The other part of monitoring besides viewing into the present is to keep a record of the past. This gives you the ability to:

  • Plan for the future
  • Identify reasons when issues pop up

Will you run out of disk space in the next two months with the same growth? Are you seeing increases in CPU usage aligning with new feature deployments? Why are users having to wait four seconds to view a page?

I'll touch on each of the above metrics:

Availability

Very simple availability monitoring is via the ping command but the fact that a server pings doesn't mean the services like the web server are available, as it may have crashed. More complex monitoring would be running a test transaction on the website every hour to ensure that users can buy products.

Disk Space and Usage

The space metric is obvious, you'll want to know ahead of time before you app stops working. The usage part is a bit more complex. The usage will be metrics like bytes read/write, input/output operations per second, etc. These can be important because if you see an increase in site latency correlated with a drop in disk performance you may have developed a bad disk that requires multiple seeks or reads to satisfy the request. Don't forget to measure inode usage too, that's a metric I've forgotten about a couple times within OpenVZ.

Network Usage

Hitting your network bandwidth limit? Are you seeing the same numbers your ISP is seeing?

Memory Usage

When the system starts running out of memory it will start swapping. This will affect performance.

CPU Usage

Is the CPU spiked at 100% during peak times? Maybe you can improve the user's experience by upgrading the server to a faster CPU or more CPUs. Does performance die with the CPU having to handle so many network controller interrupts? Maybe time to invest in a TCP offload card.

Log Files

  • The MySQL slow query log: Queries are running slower than your threshold. Review this file and improve as needed. If you can't improve them and the query times are corresponding with heavy system load then maybe time to upgrade.

  • The application's log files: What were using doing causing all the heavy system load? Were most of them viewing a specific page? Why did only only half of the user uploads work today?

  • The Apache log files: Knowing the numbers is useful for site design effectiveness, usability, advertising campaign measurements, broken pages or images, etc.

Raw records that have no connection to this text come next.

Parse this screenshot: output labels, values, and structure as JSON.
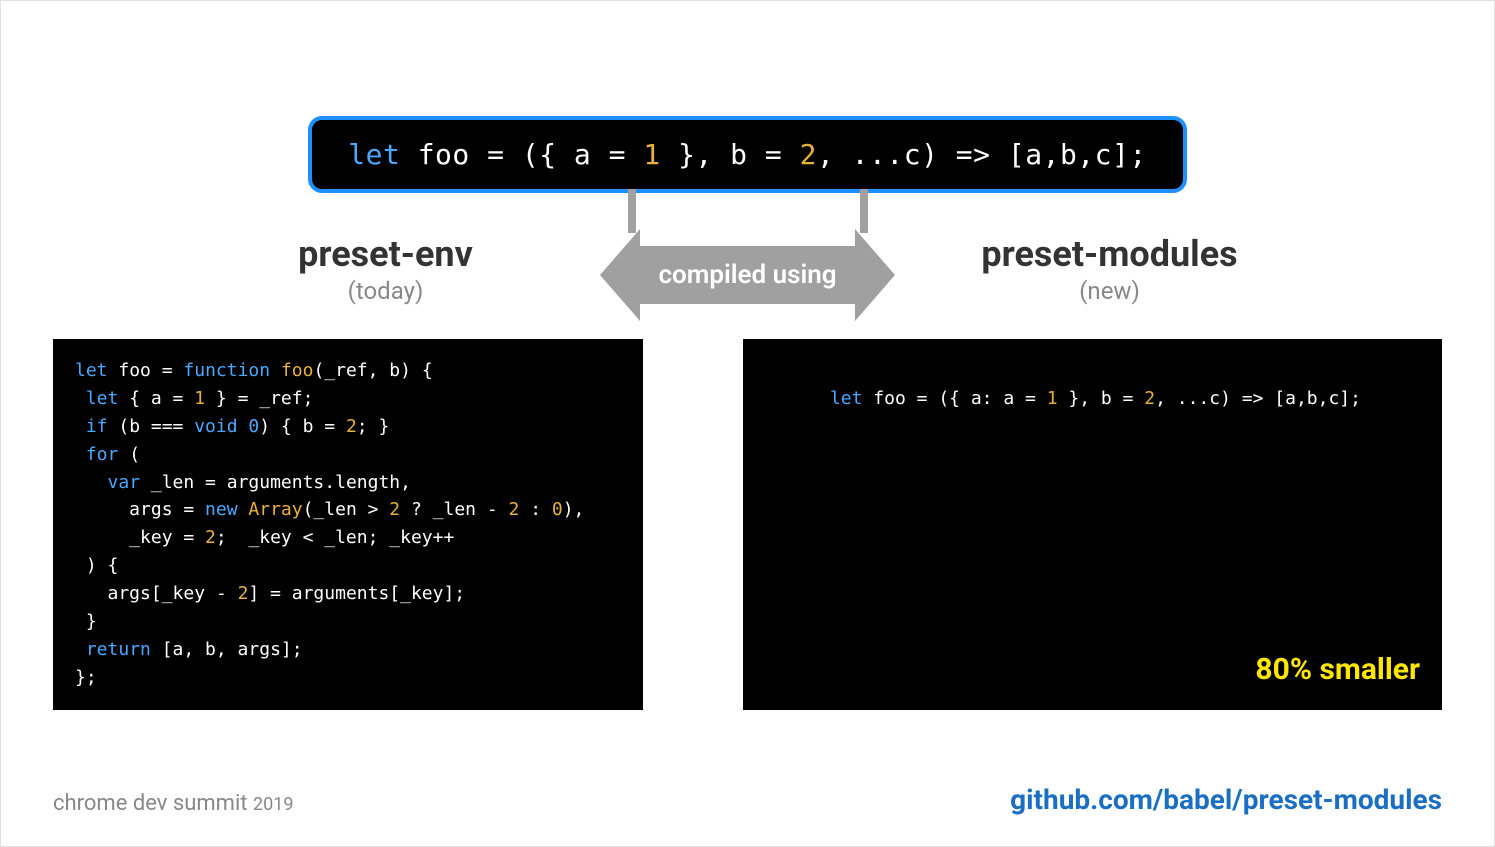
{
  "source_code": {
    "text": "let foo = ({ a = 1 }, b = 2, ...c) => [a,b,c];",
    "tokens": [
      {
        "t": "let ",
        "c": "tok-kw"
      },
      {
        "t": "foo = ({ a = "
      },
      {
        "t": "1",
        "c": "tok-num"
      },
      {
        "t": " }, b = "
      },
      {
        "t": "2",
        "c": "tok-num"
      },
      {
        "t": ", ...c) => [a,b,c];"
      }
    ]
  },
  "compiled_label": "compiled using",
  "left": {
    "title": "preset-env",
    "subtitle": "(today)",
    "code_tokens": [
      {
        "t": "let ",
        "c": "tok-kw"
      },
      {
        "t": "foo = "
      },
      {
        "t": "function ",
        "c": "tok-kw"
      },
      {
        "t": "foo",
        "c": "tok-fn"
      },
      {
        "t": "(_ref, b) {\n "
      },
      {
        "t": "let ",
        "c": "tok-kw"
      },
      {
        "t": "{ a = "
      },
      {
        "t": "1",
        "c": "tok-num"
      },
      {
        "t": " } = _ref;\n "
      },
      {
        "t": "if ",
        "c": "tok-kw"
      },
      {
        "t": "(b === "
      },
      {
        "t": "void 0",
        "c": "tok-kw"
      },
      {
        "t": ") { b = "
      },
      {
        "t": "2",
        "c": "tok-num"
      },
      {
        "t": "; }\n "
      },
      {
        "t": "for ",
        "c": "tok-kw"
      },
      {
        "t": "(\n   "
      },
      {
        "t": "var ",
        "c": "tok-kw"
      },
      {
        "t": "_len = arguments.length,\n     args = "
      },
      {
        "t": "new ",
        "c": "tok-kw"
      },
      {
        "t": "Array",
        "c": "tok-fn"
      },
      {
        "t": "(_len > "
      },
      {
        "t": "2",
        "c": "tok-num"
      },
      {
        "t": " ? _len - "
      },
      {
        "t": "2",
        "c": "tok-num"
      },
      {
        "t": " : "
      },
      {
        "t": "0",
        "c": "tok-num"
      },
      {
        "t": "),\n     _key = "
      },
      {
        "t": "2",
        "c": "tok-num"
      },
      {
        "t": ";  _key < _len; _key++\n ) {\n   args[_key - "
      },
      {
        "t": "2",
        "c": "tok-num"
      },
      {
        "t": "] = arguments[_key];\n }\n "
      },
      {
        "t": "return ",
        "c": "tok-ret"
      },
      {
        "t": "[a, b, args];\n};"
      }
    ]
  },
  "right": {
    "title": "preset-modules",
    "subtitle": "(new)",
    "badge": "80% smaller",
    "code_tokens": [
      {
        "t": "let ",
        "c": "tok-kw"
      },
      {
        "t": "foo = ({ a: a = "
      },
      {
        "t": "1",
        "c": "tok-num"
      },
      {
        "t": " }, b = "
      },
      {
        "t": "2",
        "c": "tok-num"
      },
      {
        "t": ", ...c) => [a,b,c];"
      }
    ]
  },
  "footer": {
    "event": "chrome dev summit",
    "year": "2019",
    "link": "github.com/babel/preset-modules"
  }
}
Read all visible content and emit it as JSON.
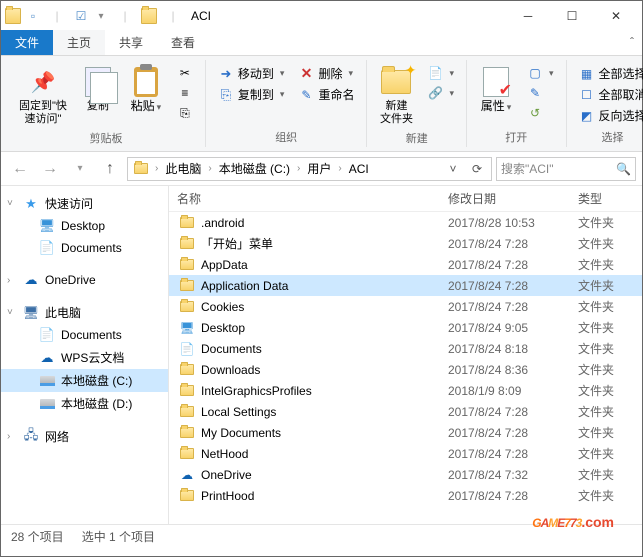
{
  "title": "ACI",
  "tabs": {
    "file": "文件",
    "home": "主页",
    "share": "共享",
    "view": "查看"
  },
  "ribbon": {
    "pin": "固定到\"快\n速访问\"",
    "copy": "复制",
    "paste": "粘贴",
    "group_clip": "剪贴板",
    "moveto": "移动到",
    "copyto": "复制到",
    "delete": "删除",
    "rename": "重命名",
    "group_org": "组织",
    "newfolder": "新建\n文件夹",
    "group_new": "新建",
    "props": "属性",
    "group_open": "打开",
    "selall": "全部选择",
    "selnone": "全部取消",
    "selinv": "反向选择",
    "group_sel": "选择"
  },
  "breadcrumb": [
    "此电脑",
    "本地磁盘 (C:)",
    "用户",
    "ACI"
  ],
  "search_placeholder": "搜索\"ACI\"",
  "columns": {
    "name": "名称",
    "date": "修改日期",
    "type": "类型"
  },
  "sidebar": {
    "quick": "快速访问",
    "desktop": "Desktop",
    "documents": "Documents",
    "onedrive": "OneDrive",
    "thispc": "此电脑",
    "documents2": "Documents",
    "wps": "WPS云文档",
    "diskc": "本地磁盘 (C:)",
    "diskd": "本地磁盘 (D:)",
    "network": "网络"
  },
  "files": [
    {
      "name": ".android",
      "date": "2017/8/28 10:53",
      "type": "文件夹",
      "icon": "folder"
    },
    {
      "name": "「开始」菜单",
      "date": "2017/8/24 7:28",
      "type": "文件夹",
      "icon": "folder"
    },
    {
      "name": "AppData",
      "date": "2017/8/24 7:28",
      "type": "文件夹",
      "icon": "folder"
    },
    {
      "name": "Application Data",
      "date": "2017/8/24 7:28",
      "type": "文件夹",
      "icon": "folder",
      "sel": true
    },
    {
      "name": "Cookies",
      "date": "2017/8/24 7:28",
      "type": "文件夹",
      "icon": "folder"
    },
    {
      "name": "Desktop",
      "date": "2017/8/24 9:05",
      "type": "文件夹",
      "icon": "desktop"
    },
    {
      "name": "Documents",
      "date": "2017/8/24 8:18",
      "type": "文件夹",
      "icon": "doc"
    },
    {
      "name": "Downloads",
      "date": "2017/8/24 8:36",
      "type": "文件夹",
      "icon": "folder"
    },
    {
      "name": "IntelGraphicsProfiles",
      "date": "2018/1/9 8:09",
      "type": "文件夹",
      "icon": "folder"
    },
    {
      "name": "Local Settings",
      "date": "2017/8/24 7:28",
      "type": "文件夹",
      "icon": "folder"
    },
    {
      "name": "My Documents",
      "date": "2017/8/24 7:28",
      "type": "文件夹",
      "icon": "folder"
    },
    {
      "name": "NetHood",
      "date": "2017/8/24 7:28",
      "type": "文件夹",
      "icon": "folder"
    },
    {
      "name": "OneDrive",
      "date": "2017/8/24 7:32",
      "type": "文件夹",
      "icon": "cloud"
    },
    {
      "name": "PrintHood",
      "date": "2017/8/24 7:28",
      "type": "文件夹",
      "icon": "folder"
    }
  ],
  "status": {
    "count": "28 个项目",
    "sel": "选中 1 个项目"
  },
  "watermark": {
    "text": "GAME773",
    "domain": ".com"
  }
}
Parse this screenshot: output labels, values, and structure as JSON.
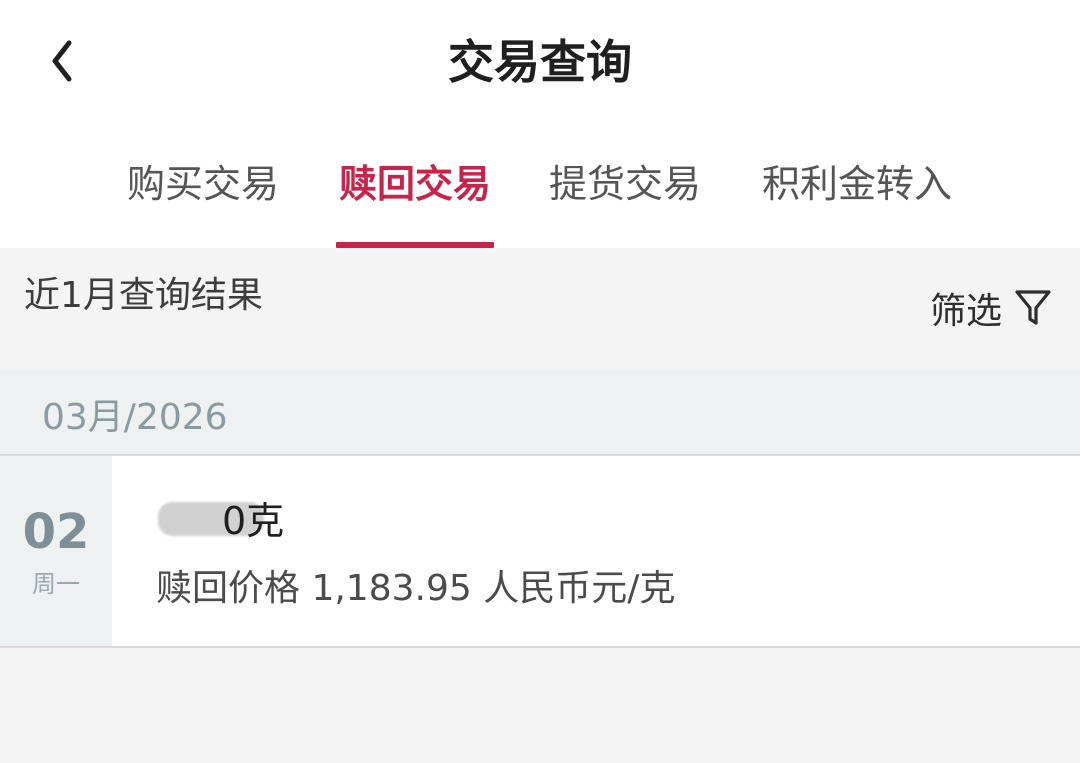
{
  "header": {
    "title": "交易查询",
    "back_icon": "chevron-left-icon"
  },
  "tabs": [
    {
      "label": "购买交易",
      "active": false
    },
    {
      "label": "赎回交易",
      "active": true
    },
    {
      "label": "提货交易",
      "active": false
    },
    {
      "label": "积利金转入",
      "active": false
    }
  ],
  "results": {
    "summary": "近1月查询结果",
    "filter_label": "筛选",
    "filter_icon": "filter-icon"
  },
  "month_group": {
    "label": "03月/2026"
  },
  "transaction": {
    "day": "02",
    "weekday": "周一",
    "amount_visible": "0克",
    "price_line": "赎回价格 1,183.95 人民币元/克"
  },
  "colors": {
    "accent": "#c6244c",
    "page_bg": "#f4f4f4",
    "section_bg": "#eef1f1",
    "text_primary": "#1f1f1f",
    "text_muted": "#8a9aa0"
  }
}
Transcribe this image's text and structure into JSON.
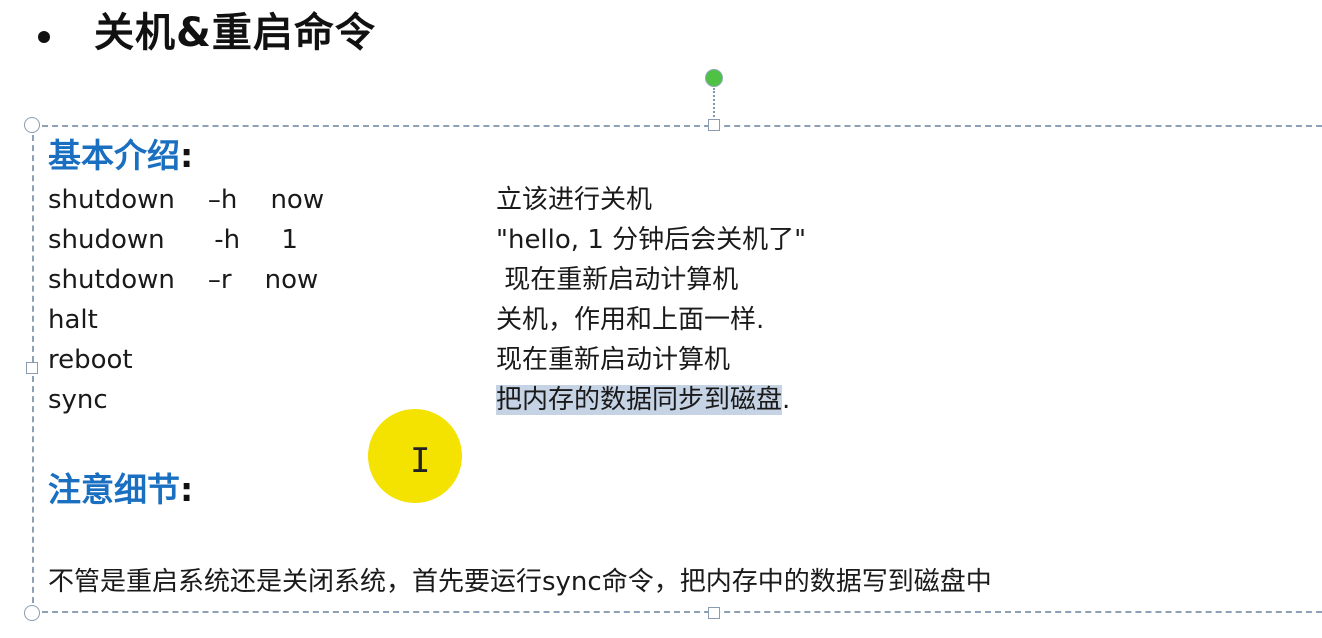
{
  "slide": {
    "title": "关机&重启命令"
  },
  "basic_intro": {
    "heading": "基本介绍",
    "colon": ":",
    "commands": [
      {
        "cmd": "shutdown    –h    now",
        "desc": "立该进行关机"
      },
      {
        "cmd": "shudown      -h     1",
        "desc": "\"hello, 1 分钟后会关机了\""
      },
      {
        "cmd": "shutdown    –r    now",
        "desc": " 现在重新启动计算机"
      },
      {
        "cmd": "halt",
        "desc": "关机，作用和上面一样."
      },
      {
        "cmd": "reboot",
        "desc": "现在重新启动计算机"
      },
      {
        "cmd": "sync",
        "desc_selected": "把内存的数据同步到磁盘",
        "desc_rest": "."
      }
    ]
  },
  "notes": {
    "heading": "注意细节",
    "colon": ":",
    "text": "不管是重启系统还是关闭系统，首先要运行sync命令，把内存中的数据写到磁盘中"
  },
  "colors": {
    "heading_blue": "#1b6fc0",
    "selection_highlight": "#c6d3e5",
    "cursor_halo": "#f4e200",
    "rotate_handle": "#4fc246"
  },
  "icons": {
    "bullet": "bullet-dot-icon",
    "rotate": "rotate-handle-icon",
    "cursor": "text-cursor-icon"
  }
}
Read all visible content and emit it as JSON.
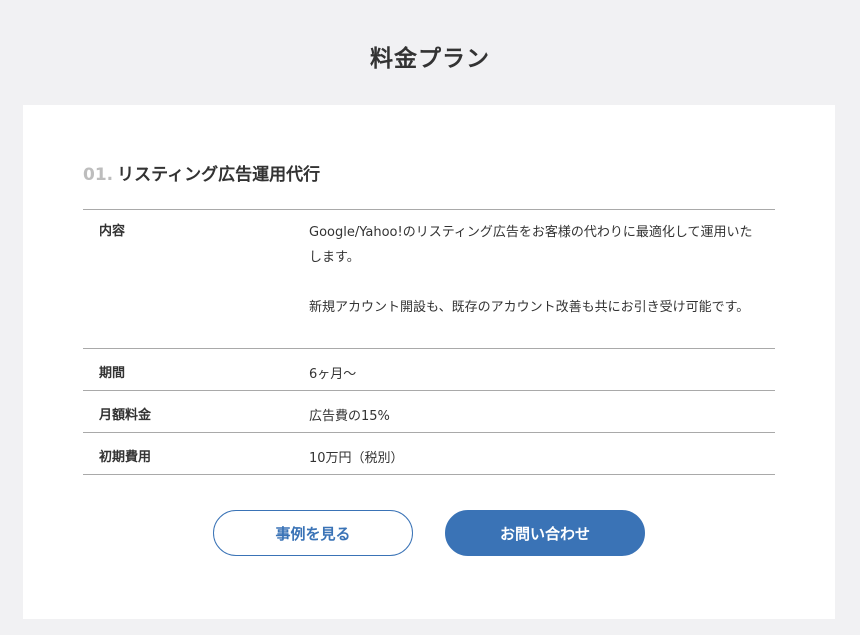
{
  "page": {
    "title": "料金プラン"
  },
  "plan": {
    "number": "01.",
    "name": "リスティング広告運用代行",
    "rows": [
      {
        "label": "内容",
        "value_lines": [
          "Google/Yahoo!のリスティング広告をお客様の代わりに最適化して運用いたします。",
          "新規アカウント開設も、既存のアカウント改善も共にお引き受け可能です。"
        ]
      },
      {
        "label": "期間",
        "value": "6ヶ月〜"
      },
      {
        "label": "月額料金",
        "value": "広告費の15%"
      },
      {
        "label": "初期費用",
        "value": "10万円（税別）"
      }
    ]
  },
  "buttons": {
    "cases_label": "事例を見る",
    "contact_label": "お問い合わせ"
  },
  "colors": {
    "accent": "#3a73b6",
    "background": "#f1f1f3",
    "card": "#ffffff"
  }
}
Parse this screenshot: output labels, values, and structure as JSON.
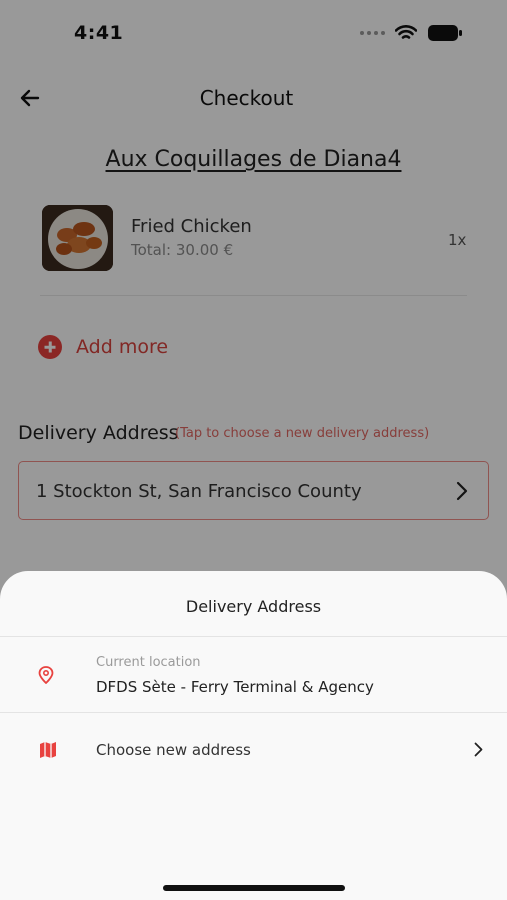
{
  "status_bar": {
    "time": "4:41"
  },
  "header": {
    "title": "Checkout"
  },
  "restaurant": {
    "name": "Aux Coquillages de Diana4"
  },
  "cart": {
    "items": [
      {
        "name": "Fried Chicken",
        "total": "Total: 30.00 €",
        "quantity": "1x"
      }
    ],
    "add_more_label": "Add more"
  },
  "delivery": {
    "title": "Delivery Address",
    "hint": "(Tap to choose a new delivery address)",
    "address": "1 Stockton St, San Francisco County"
  },
  "sheet": {
    "title": "Delivery Address",
    "current_location_caption": "Current location",
    "current_location_value": "DFDS Sète - Ferry Terminal & Agency",
    "choose_new_label": "Choose new address"
  },
  "colors": {
    "accent": "#e8423f",
    "overlay": "rgba(0,0,0,0.40)"
  },
  "icons": [
    "back-arrow-icon",
    "add-icon",
    "chevron-right-icon",
    "location-pin-icon",
    "map-icon",
    "wifi-icon",
    "battery-icon"
  ]
}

  • The system's log files: Hack attempts, hardware errors, various daemon messages.

It's usually best to have system logs to be shipped off to another server so tracks can't be covered.

Beyond these there's lots of things that can be monitored: transactions per second, server temperature, hard drive temp & SMART, RAID status, backup reports, batch job statuses,

The Tools

There are quite a few tools to accomplish some of the above. Other more specific metrics will either need to be self-coded if not already available (showing the qmail queue size via SNMP is one such metric I've put together because sometimes qmail would half-break, still accept new emails but not send any out).

Some of the tools I use that you can easily start with:

  • Nagios or Icinga - One of the most popular *nix monitoring tools. Quite a few monitoring tools, like mysql slave monitoring. I generally use this specifically for availability monitoring of all services. Setup to send an email to phone's email-to-text address for alerts. Icinga is a fork of Nagios. Browser through the "commands" and see which ones you can use.
  • Munin or collectd - These give you the graphs. A breeze to setup on CentOS. Setup the MySQL monitoring plugin for database insights like buffer usage.
  • WebSitePulse - Be aware that availability monitoring is only best when done remotely. I use their POP3 monitoring to verify that Nagios is still running via a script I made.
  • AWStats - Process the Apache log files into reports.
  • Google Analytics - More client details that aren't in the common Apache log like screen resolution and color depth.

Solution 2:

Probably the first-stop would be vmstat, it will tell you various bits of information about the virtual-machine -- not virtual machine as in vmware or VirtualPC, etc, but the kernel virtual machine that oversees the memory and i/o systems. You can run vmstat with an update period such as vmstat 1, which will report the virtual machine status every second.